I thought everybody knew that. In fact, I thought so at 13 years old, when I saw the raw 1967 footage of a guy in a lumpy gorilla suit ambling through the woods for 60 seconds. That clip, known as the Patterson-Gimlin film, is apparently the shaky rock on which Bigfoot believers have built their pseudoscientific church. But the documentary "Hoax of the Century" kicks it apart, and a Charlotte man plays a key role.
The apparently ageless Philip Morris, who looks the same on camera now as he did when I first met him 33 years ago, sold the Bigfoot suit in the summer of 1967 to Roger Patterson. (Morris Costumes, still open at 4300 Monroe Rd., has been in business since 1960.) Patterson adapted it for a pal, who donned it for a ramble in the woods and laughs about it today.
Morris, thinking the whole thing was a goofy prank, didn't tattle on the prankster. But when directors C. Thomas Biscardi and John L. Johnsen sought him out for their debunking documentary, Morris spilled the beans about the way a glass eye could be made to reflect light and an industrial-sized zipper line could be concealed from the camera.

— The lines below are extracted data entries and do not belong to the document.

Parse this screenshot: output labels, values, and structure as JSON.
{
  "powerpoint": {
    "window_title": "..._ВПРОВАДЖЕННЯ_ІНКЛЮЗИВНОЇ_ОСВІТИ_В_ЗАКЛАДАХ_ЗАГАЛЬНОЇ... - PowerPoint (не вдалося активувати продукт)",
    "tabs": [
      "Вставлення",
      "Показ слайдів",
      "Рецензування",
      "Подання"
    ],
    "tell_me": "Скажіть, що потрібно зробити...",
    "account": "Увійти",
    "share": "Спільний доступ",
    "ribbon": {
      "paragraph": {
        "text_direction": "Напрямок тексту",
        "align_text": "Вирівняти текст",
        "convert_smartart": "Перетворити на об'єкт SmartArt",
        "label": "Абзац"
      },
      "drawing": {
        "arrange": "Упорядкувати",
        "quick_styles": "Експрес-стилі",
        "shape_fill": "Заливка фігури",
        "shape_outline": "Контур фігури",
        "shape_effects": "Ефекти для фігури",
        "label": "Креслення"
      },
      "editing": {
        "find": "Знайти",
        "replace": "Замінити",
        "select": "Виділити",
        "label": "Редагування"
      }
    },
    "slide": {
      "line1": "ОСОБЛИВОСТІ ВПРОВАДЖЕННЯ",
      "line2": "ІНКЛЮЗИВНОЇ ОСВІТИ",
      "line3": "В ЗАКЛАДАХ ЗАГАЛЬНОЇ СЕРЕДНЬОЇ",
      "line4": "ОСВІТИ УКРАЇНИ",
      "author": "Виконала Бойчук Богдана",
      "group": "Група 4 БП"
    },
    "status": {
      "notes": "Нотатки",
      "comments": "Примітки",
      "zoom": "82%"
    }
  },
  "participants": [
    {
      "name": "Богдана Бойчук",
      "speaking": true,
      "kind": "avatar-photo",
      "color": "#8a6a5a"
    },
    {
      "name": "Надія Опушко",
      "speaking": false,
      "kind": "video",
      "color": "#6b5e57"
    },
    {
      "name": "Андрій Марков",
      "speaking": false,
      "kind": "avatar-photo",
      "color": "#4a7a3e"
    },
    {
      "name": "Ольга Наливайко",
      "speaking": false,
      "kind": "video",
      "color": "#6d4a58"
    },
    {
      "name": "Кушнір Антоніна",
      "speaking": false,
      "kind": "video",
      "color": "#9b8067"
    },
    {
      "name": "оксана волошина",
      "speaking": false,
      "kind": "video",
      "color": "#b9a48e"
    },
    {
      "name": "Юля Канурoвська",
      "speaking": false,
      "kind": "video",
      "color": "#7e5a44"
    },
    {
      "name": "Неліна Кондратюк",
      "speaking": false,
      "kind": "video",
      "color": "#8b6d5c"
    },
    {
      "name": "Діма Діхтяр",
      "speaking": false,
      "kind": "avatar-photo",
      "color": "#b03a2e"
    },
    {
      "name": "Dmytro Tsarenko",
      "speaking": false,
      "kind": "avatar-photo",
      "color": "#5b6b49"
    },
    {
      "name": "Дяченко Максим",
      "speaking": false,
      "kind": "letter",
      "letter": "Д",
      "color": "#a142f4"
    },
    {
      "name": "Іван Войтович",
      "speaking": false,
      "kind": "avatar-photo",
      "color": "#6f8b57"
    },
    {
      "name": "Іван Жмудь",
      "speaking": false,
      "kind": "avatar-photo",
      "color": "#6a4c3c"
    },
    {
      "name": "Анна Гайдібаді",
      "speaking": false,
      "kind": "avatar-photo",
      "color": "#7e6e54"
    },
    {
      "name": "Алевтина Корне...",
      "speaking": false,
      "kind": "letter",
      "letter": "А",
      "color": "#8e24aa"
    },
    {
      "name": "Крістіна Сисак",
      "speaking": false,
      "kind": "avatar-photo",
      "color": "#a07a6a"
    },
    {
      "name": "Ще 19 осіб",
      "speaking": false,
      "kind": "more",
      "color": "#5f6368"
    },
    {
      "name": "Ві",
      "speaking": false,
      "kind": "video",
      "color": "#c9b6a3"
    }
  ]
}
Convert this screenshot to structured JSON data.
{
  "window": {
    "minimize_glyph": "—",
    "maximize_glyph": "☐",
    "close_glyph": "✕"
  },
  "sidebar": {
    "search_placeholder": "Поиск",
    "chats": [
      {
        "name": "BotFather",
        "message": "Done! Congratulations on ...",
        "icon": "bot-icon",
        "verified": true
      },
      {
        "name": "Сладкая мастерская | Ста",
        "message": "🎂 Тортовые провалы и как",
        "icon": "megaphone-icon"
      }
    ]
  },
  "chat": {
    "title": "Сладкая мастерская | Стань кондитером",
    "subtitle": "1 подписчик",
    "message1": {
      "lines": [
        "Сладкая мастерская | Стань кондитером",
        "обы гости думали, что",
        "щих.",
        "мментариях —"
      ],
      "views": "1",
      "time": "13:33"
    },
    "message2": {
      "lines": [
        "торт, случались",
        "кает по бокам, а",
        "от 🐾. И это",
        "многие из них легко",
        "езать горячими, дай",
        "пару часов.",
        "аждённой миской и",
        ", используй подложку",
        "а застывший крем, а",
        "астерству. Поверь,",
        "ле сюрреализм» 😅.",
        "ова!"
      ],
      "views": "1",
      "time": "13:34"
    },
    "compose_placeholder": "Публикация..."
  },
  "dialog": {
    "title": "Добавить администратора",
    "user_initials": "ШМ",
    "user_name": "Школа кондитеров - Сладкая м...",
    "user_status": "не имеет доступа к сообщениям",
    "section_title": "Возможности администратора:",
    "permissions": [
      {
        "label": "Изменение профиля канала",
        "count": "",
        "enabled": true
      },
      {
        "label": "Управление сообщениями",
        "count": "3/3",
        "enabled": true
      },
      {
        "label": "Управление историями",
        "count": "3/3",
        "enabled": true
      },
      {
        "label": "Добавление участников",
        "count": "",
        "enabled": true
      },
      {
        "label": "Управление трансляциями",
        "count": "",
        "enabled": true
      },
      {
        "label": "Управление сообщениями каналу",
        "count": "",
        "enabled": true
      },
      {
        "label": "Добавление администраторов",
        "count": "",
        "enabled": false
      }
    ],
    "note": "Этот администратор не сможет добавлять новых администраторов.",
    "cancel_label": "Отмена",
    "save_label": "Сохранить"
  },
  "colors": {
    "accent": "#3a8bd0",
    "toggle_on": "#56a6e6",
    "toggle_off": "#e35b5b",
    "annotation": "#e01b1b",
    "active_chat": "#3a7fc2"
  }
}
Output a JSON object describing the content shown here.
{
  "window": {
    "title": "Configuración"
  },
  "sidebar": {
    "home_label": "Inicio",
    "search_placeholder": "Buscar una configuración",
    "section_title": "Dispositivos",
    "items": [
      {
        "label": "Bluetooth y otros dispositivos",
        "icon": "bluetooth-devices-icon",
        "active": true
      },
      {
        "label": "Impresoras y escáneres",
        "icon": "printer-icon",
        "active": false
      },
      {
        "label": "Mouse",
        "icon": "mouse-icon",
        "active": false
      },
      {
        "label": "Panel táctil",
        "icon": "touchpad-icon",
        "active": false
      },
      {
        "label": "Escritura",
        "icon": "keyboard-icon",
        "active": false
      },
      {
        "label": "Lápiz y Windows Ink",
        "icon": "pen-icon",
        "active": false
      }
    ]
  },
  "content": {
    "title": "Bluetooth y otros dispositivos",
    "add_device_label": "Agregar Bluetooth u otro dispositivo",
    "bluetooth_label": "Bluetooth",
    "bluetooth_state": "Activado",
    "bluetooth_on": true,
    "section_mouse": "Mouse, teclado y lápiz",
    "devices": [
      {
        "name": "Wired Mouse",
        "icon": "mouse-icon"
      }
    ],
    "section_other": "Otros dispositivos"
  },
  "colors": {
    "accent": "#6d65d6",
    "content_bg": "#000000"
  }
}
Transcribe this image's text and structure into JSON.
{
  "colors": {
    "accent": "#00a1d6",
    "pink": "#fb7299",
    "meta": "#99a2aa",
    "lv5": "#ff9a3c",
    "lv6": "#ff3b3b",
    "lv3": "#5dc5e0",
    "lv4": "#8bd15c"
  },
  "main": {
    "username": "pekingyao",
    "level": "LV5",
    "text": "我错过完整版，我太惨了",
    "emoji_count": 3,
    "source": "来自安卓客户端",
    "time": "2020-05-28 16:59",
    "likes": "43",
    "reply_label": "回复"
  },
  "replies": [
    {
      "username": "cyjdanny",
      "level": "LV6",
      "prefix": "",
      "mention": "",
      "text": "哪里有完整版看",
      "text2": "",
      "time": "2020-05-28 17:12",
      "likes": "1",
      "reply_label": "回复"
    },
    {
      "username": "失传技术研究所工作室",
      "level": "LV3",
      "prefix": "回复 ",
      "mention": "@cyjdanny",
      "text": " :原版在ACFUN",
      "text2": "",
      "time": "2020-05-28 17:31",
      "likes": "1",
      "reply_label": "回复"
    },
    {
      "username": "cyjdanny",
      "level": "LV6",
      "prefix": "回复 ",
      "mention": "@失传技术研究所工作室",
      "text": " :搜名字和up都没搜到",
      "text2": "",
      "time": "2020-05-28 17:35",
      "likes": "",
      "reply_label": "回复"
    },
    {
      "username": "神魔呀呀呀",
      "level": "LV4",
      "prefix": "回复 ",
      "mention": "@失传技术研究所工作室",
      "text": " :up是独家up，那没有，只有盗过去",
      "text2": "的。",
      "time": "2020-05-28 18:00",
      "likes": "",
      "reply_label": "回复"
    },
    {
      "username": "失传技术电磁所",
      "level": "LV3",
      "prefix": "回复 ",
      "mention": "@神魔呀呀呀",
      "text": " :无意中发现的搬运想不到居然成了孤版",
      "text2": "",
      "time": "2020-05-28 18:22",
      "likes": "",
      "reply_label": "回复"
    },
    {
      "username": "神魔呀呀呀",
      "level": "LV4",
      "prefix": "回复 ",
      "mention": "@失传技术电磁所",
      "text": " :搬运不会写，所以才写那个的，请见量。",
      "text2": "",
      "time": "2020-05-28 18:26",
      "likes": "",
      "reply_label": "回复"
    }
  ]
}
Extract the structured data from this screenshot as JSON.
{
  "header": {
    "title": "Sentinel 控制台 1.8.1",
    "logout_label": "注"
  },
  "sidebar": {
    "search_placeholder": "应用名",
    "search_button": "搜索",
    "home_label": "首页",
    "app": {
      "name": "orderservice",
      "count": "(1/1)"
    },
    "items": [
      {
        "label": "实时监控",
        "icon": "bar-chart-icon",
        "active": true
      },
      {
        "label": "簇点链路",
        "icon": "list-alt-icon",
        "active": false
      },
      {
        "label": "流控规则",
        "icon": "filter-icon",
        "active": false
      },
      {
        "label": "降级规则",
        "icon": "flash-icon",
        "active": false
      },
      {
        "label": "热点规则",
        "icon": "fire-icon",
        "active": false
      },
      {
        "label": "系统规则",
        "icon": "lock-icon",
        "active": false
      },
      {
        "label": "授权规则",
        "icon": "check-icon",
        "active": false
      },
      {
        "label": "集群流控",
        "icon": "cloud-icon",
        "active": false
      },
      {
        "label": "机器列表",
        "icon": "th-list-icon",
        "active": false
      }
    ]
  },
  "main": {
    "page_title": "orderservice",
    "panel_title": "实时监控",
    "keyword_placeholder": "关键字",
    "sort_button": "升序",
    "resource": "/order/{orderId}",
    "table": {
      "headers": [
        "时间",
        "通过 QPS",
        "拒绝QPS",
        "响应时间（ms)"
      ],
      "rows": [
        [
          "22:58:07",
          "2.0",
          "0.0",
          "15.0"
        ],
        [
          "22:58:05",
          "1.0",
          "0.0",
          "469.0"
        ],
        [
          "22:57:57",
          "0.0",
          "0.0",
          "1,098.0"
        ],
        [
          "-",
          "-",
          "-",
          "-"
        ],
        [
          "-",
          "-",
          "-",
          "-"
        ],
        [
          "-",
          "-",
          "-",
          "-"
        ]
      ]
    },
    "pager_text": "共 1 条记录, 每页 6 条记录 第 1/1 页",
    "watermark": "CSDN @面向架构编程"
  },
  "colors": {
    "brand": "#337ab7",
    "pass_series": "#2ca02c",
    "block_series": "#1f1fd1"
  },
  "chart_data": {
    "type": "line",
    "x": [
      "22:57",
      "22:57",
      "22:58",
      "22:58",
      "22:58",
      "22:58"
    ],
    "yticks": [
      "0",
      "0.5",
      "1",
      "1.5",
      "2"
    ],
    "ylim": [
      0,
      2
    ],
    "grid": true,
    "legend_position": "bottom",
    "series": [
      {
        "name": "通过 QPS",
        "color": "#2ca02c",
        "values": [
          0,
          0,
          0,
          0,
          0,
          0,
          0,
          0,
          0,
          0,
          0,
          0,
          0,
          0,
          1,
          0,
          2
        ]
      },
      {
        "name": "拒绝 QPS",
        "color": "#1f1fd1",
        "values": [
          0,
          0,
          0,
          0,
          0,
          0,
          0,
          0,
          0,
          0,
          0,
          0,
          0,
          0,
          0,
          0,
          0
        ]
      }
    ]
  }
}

You can find the DVD at www.searchingforbigfoot.com, where you can also obtain a camouflage Bigfoot hat and Bigfoot welcome mat. I'm not sure this is really the "hoax of the century" -- I'd put the subprime mortgage market up against it any time -- but I was fascinated by the seriousness with which people exploded a myth I'd always thought was silly from the get-go. (Another man, the most famous person to "discover" Bigfoot tracks, admitted in 1969 that he'd made them himself.)
Perhaps unintentionally, this film reveals how desperately people cling to things they want to believe, regardless of how little evidence supports them and how much mounts up on the other wide. Believing in Bigfoot isn't as self-destructive as refusing to believe tobacco is harmful or the Earth is warming up, but it's a symptom of the crazy stubbornness that plagues our species.